Panorama

Rohrreiniger auf Spielplätzen Polizei schnappt mutmaßlichen Kinderhasser

Nur Stunden nach dem Fahndungsaufruf gibt es einen Hinweis auf den mutmaßlichen Täter.

Nur Stunden nach dem Fahndungsaufruf gibt es einen Hinweis auf den mutmaßlichen Täter.

(Foto: Polizei Aaachen)

Monatelang treibt ein Mann auf Aachener Spielplätzen sein Unwesen: Heimlich verteilt er Chemikalien auf Schaukeln und Klettergerüsten - und verletzt damit mehrere Kinder. Als die Polizei mit dem Bild aus einer Fotofalle nach ihm fahndet, geht ihnen ein Verdächtiger ins Netz.

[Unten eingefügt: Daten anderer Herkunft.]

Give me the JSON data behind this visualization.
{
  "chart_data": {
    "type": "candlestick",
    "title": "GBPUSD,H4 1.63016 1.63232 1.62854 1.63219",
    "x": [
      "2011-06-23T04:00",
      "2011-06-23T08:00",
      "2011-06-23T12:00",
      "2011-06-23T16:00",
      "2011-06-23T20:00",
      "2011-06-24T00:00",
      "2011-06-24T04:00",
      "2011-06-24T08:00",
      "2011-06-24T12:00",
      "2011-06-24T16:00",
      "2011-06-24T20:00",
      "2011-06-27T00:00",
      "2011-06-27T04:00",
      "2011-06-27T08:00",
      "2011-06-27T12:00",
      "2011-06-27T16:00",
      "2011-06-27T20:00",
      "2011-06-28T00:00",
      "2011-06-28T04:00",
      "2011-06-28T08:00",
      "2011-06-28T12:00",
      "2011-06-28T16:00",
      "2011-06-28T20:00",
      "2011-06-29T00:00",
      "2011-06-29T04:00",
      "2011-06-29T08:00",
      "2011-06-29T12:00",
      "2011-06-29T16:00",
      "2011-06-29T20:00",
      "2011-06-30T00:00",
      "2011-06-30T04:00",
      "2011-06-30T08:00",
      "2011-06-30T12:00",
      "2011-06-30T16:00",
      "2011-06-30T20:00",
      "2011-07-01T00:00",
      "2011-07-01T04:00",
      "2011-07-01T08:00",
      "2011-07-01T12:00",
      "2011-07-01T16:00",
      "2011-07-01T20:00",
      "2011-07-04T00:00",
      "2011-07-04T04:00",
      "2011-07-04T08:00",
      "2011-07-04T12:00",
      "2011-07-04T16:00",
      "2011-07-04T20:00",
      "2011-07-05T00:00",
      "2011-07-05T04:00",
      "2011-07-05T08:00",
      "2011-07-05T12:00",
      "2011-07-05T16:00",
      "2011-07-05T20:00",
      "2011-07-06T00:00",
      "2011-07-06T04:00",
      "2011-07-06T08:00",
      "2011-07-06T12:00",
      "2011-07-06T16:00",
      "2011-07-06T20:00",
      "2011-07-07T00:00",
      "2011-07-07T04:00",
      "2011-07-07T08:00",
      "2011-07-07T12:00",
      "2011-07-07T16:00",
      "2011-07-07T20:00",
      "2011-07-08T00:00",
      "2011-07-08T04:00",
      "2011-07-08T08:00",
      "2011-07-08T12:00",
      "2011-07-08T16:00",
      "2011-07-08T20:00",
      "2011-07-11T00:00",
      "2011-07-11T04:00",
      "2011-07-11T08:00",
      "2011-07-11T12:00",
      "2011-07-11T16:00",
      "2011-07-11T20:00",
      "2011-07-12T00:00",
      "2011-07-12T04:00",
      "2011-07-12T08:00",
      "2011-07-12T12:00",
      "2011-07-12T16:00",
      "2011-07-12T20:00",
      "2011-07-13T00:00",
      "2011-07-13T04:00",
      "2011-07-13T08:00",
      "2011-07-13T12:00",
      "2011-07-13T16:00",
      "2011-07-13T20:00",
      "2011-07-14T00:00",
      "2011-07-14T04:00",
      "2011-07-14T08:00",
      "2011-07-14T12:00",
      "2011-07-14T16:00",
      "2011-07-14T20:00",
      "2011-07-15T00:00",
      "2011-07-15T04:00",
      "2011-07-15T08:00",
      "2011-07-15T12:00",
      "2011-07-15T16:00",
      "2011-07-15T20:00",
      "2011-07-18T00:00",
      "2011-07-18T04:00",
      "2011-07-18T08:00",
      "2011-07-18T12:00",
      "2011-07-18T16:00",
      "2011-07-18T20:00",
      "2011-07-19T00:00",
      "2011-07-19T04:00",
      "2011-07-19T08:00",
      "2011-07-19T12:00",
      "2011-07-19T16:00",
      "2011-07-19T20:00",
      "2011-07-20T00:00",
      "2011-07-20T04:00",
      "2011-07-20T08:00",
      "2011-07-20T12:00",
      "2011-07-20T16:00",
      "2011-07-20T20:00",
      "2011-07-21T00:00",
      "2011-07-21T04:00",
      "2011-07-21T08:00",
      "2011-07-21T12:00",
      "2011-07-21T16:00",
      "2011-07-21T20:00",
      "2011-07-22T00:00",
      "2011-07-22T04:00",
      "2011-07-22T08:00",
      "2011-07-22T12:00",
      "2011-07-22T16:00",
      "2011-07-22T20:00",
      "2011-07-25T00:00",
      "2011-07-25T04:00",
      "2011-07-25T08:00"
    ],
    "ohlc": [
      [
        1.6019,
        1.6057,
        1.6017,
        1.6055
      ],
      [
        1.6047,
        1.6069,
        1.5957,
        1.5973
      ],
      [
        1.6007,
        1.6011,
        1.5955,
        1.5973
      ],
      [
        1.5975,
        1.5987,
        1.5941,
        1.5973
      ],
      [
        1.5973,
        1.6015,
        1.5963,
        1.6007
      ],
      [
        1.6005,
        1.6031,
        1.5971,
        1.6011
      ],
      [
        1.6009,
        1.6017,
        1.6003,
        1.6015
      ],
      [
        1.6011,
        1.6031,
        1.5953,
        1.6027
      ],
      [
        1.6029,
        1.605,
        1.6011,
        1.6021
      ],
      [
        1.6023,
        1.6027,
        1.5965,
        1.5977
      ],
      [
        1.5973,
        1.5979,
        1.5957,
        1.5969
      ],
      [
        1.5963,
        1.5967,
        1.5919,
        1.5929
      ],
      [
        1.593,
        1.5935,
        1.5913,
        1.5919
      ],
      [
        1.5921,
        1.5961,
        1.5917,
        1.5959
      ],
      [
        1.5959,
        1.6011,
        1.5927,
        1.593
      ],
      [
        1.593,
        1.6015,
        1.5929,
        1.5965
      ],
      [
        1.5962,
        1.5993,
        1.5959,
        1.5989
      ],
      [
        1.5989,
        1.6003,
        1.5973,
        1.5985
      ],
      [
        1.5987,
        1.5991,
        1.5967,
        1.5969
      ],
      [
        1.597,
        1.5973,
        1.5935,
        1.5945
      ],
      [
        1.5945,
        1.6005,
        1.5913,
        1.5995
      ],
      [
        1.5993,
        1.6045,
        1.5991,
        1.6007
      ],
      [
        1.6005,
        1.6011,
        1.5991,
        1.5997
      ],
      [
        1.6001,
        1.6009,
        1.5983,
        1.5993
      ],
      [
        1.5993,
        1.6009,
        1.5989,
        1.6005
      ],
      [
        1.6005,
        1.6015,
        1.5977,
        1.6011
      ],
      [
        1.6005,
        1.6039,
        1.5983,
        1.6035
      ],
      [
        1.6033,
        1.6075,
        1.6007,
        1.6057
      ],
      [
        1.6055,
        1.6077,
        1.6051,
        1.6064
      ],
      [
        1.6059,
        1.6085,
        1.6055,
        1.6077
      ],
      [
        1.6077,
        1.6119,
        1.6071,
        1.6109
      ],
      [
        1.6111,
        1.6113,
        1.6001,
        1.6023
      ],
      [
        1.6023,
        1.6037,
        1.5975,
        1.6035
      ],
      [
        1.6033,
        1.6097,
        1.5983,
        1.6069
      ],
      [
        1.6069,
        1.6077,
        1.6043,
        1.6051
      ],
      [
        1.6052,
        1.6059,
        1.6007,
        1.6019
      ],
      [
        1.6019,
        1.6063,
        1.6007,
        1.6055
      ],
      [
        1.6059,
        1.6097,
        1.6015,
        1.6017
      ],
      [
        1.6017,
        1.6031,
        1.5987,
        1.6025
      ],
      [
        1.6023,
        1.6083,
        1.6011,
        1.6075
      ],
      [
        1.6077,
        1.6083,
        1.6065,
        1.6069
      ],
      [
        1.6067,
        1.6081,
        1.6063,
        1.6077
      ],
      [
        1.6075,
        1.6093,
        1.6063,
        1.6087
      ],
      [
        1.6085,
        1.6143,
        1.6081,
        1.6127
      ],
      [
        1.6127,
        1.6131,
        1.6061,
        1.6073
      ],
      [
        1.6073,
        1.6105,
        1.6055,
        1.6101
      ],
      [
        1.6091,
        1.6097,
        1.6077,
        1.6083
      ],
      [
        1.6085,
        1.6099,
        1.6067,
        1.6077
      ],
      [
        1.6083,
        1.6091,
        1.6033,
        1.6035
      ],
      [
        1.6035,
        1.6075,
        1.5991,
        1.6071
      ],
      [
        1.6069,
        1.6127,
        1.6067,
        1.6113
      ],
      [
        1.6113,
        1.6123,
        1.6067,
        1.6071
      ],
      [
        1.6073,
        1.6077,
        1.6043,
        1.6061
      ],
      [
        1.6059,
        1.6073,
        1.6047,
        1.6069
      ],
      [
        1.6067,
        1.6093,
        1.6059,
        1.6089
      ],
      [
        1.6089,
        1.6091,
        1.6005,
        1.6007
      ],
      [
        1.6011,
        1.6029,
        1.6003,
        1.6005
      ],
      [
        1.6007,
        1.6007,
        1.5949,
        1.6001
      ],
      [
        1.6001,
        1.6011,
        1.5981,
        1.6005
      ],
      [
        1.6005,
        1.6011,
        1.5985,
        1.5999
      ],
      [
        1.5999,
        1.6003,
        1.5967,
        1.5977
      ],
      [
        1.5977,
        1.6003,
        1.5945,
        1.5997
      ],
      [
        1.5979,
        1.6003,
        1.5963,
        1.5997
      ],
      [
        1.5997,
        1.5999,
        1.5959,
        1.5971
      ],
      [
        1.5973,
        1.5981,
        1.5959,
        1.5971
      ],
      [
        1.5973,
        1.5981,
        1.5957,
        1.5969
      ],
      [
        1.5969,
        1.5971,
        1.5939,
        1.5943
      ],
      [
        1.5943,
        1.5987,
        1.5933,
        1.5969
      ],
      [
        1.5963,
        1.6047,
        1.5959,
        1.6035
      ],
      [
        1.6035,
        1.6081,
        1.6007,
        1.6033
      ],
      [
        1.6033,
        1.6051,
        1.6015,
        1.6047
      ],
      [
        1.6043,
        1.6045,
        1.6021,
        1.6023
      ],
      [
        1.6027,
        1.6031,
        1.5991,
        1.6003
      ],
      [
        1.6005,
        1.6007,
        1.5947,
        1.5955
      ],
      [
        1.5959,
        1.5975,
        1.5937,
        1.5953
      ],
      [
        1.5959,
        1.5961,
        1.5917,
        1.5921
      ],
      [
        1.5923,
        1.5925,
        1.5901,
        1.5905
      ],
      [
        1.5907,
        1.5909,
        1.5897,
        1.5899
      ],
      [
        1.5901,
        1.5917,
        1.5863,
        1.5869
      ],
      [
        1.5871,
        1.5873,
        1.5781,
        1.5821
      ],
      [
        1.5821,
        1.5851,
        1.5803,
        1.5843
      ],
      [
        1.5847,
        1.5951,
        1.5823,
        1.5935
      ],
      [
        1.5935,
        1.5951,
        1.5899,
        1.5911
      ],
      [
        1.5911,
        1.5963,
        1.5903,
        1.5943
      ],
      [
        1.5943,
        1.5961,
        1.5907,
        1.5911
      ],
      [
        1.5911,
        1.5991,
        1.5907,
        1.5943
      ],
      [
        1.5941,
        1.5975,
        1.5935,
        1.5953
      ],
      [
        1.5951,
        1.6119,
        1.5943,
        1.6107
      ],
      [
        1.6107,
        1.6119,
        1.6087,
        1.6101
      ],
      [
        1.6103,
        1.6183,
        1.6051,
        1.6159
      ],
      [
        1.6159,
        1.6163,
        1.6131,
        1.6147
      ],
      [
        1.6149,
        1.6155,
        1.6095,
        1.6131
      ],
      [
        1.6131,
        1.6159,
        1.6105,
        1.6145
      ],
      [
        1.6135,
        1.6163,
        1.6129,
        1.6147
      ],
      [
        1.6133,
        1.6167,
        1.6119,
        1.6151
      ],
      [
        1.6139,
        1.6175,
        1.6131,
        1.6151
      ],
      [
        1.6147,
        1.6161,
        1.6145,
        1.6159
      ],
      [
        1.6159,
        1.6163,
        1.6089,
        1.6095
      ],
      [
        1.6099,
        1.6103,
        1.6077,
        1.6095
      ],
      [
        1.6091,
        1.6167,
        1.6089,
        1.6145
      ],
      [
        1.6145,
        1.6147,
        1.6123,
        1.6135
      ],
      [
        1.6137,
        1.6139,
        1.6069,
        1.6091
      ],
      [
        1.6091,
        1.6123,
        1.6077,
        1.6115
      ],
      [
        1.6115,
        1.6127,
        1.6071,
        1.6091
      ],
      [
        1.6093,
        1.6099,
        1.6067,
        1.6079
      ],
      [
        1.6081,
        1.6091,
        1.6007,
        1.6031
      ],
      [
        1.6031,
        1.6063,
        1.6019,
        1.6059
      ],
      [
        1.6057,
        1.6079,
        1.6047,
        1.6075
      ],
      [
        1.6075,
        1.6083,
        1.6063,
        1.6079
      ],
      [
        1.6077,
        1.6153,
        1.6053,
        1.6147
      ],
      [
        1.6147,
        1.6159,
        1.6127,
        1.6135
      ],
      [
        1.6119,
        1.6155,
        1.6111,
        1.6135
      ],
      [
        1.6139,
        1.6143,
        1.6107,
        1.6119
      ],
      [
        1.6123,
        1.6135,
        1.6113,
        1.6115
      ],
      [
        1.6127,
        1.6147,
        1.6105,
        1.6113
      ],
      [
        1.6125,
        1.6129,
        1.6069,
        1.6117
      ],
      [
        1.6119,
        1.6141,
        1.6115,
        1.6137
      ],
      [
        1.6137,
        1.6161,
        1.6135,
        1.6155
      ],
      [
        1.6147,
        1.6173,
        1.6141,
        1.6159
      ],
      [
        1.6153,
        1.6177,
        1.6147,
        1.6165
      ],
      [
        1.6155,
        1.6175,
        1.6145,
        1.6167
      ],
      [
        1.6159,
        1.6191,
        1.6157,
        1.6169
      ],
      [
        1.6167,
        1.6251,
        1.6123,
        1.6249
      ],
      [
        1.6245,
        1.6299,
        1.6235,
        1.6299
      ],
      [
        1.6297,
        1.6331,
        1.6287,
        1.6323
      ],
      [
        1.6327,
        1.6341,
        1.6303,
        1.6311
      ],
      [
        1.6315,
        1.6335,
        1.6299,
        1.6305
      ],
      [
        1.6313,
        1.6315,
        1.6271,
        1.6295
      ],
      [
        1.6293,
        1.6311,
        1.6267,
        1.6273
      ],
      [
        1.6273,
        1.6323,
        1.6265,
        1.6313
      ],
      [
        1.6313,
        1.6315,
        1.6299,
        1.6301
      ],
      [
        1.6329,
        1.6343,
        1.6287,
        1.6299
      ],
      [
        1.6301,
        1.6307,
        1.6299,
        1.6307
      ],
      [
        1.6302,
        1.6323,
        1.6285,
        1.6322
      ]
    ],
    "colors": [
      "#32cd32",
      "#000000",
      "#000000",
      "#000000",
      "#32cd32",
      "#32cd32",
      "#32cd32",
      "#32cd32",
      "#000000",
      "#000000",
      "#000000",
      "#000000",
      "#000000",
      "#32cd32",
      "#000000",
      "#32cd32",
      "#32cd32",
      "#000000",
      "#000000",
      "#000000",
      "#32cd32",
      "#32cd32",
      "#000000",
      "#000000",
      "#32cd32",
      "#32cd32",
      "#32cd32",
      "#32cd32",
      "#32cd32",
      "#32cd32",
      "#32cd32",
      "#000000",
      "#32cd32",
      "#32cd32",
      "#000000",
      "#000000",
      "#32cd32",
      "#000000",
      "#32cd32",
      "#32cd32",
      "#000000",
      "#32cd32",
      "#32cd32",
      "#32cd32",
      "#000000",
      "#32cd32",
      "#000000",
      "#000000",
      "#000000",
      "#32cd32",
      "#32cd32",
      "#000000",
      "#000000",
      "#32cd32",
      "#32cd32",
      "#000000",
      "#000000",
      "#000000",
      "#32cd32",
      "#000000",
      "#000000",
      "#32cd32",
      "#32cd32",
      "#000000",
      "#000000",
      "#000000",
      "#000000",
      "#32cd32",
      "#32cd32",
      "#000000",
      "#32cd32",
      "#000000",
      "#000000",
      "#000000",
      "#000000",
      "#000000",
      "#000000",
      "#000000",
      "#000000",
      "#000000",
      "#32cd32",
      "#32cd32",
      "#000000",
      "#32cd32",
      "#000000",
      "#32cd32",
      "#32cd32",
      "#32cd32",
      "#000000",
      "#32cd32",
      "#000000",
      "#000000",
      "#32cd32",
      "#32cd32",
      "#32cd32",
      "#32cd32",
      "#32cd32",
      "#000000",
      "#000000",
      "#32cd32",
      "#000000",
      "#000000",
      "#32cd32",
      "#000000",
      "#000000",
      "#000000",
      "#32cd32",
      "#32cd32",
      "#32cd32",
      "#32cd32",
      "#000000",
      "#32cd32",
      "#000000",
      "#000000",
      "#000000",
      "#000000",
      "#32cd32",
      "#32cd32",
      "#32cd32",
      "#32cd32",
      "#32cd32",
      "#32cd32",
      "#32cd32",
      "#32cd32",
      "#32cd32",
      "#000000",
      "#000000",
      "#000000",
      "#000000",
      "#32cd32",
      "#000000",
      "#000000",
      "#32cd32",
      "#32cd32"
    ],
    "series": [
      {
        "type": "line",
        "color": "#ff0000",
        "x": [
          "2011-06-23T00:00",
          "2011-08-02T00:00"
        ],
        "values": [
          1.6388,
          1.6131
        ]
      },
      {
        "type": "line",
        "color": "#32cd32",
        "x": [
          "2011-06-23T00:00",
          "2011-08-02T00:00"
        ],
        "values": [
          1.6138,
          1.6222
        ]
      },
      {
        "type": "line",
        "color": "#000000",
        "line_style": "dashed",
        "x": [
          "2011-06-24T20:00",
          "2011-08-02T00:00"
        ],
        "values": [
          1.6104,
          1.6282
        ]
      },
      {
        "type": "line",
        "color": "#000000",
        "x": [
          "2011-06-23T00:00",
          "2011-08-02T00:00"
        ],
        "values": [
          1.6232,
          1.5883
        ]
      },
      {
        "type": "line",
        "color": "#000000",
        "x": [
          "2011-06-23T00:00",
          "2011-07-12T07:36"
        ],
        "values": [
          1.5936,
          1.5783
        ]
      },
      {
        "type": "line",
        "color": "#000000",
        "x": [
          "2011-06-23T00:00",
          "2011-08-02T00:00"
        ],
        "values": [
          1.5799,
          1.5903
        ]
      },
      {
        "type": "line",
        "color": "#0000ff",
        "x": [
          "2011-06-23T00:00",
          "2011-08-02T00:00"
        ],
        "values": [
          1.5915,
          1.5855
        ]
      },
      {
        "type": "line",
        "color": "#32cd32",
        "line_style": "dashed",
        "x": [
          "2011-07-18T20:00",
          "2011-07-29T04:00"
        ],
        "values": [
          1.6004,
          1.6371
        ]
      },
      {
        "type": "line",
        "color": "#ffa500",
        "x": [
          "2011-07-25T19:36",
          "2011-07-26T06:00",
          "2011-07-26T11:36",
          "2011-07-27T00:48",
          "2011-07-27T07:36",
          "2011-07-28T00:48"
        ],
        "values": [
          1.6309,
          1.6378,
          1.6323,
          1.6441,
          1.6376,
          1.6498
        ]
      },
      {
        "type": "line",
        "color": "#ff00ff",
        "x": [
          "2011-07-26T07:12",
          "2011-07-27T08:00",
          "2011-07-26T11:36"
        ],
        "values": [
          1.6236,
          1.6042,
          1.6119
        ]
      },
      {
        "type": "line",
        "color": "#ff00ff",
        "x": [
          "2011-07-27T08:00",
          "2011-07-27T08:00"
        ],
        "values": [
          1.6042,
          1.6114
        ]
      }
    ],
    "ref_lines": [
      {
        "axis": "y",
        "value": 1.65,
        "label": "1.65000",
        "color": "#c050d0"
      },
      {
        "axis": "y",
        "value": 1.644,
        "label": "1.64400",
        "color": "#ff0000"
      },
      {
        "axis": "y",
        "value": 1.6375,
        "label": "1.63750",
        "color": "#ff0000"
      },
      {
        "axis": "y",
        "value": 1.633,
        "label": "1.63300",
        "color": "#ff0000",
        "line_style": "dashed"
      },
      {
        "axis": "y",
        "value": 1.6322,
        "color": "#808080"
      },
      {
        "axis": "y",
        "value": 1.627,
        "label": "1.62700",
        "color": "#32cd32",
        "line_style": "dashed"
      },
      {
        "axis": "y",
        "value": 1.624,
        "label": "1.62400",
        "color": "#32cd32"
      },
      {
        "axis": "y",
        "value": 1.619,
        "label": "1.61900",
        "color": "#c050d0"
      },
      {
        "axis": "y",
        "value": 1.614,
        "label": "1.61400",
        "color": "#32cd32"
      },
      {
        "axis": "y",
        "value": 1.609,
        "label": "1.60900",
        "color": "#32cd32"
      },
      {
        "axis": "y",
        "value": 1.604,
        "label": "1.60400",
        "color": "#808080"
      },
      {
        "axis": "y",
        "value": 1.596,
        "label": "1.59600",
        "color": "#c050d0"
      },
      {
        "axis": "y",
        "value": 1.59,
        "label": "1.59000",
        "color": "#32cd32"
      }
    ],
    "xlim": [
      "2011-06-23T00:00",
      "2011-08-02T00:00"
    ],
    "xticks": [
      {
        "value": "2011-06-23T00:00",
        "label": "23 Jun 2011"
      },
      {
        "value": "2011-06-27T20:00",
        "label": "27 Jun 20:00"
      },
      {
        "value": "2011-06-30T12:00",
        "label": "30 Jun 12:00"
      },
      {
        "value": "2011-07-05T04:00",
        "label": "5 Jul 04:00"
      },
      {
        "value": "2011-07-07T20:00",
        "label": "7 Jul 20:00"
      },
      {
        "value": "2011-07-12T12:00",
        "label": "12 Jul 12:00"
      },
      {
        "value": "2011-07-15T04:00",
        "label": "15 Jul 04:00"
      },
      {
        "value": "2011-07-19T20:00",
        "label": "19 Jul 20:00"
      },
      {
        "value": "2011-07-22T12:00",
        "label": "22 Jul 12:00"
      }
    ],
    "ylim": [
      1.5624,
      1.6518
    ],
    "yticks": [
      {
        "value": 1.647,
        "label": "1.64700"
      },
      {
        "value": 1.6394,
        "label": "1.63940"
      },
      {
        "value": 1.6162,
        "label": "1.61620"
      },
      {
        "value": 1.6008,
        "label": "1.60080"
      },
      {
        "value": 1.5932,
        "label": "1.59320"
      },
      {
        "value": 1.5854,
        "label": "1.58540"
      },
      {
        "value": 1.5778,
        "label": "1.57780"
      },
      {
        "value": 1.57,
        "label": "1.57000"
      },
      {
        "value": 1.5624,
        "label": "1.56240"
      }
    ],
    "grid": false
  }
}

Nach Attacken mit ätzendem Rohrreiniger auf Aachener Spielplätzen und drei verletzten Kindern hat die Polizei nur Stunden nach der Veröffentlichung eines Bildes aus einer Fotofalle den mutmaßlichen Täter festgenommen. Zeugen hatten den 53-Jährigen auf dem schwarzweißen Fahndungsfoto erkannt. Der Mann wohnt nach Angaben der Staatsanwaltschaft in unmittelbarer Nähe des Parks.

Bei der Wohnungsdurchsuchung fanden die Ermittler unter anderem Rohrreiniger, den der Mann seit Juni auf Spielplätzen und an Grillhütten ausgestreut haben soll. Er soll am Donnerstag dem Haftrichter vorgeführt werden. Die Staatsanwaltschaft ermittelt wegen des Verdachts der versuchten Tötung.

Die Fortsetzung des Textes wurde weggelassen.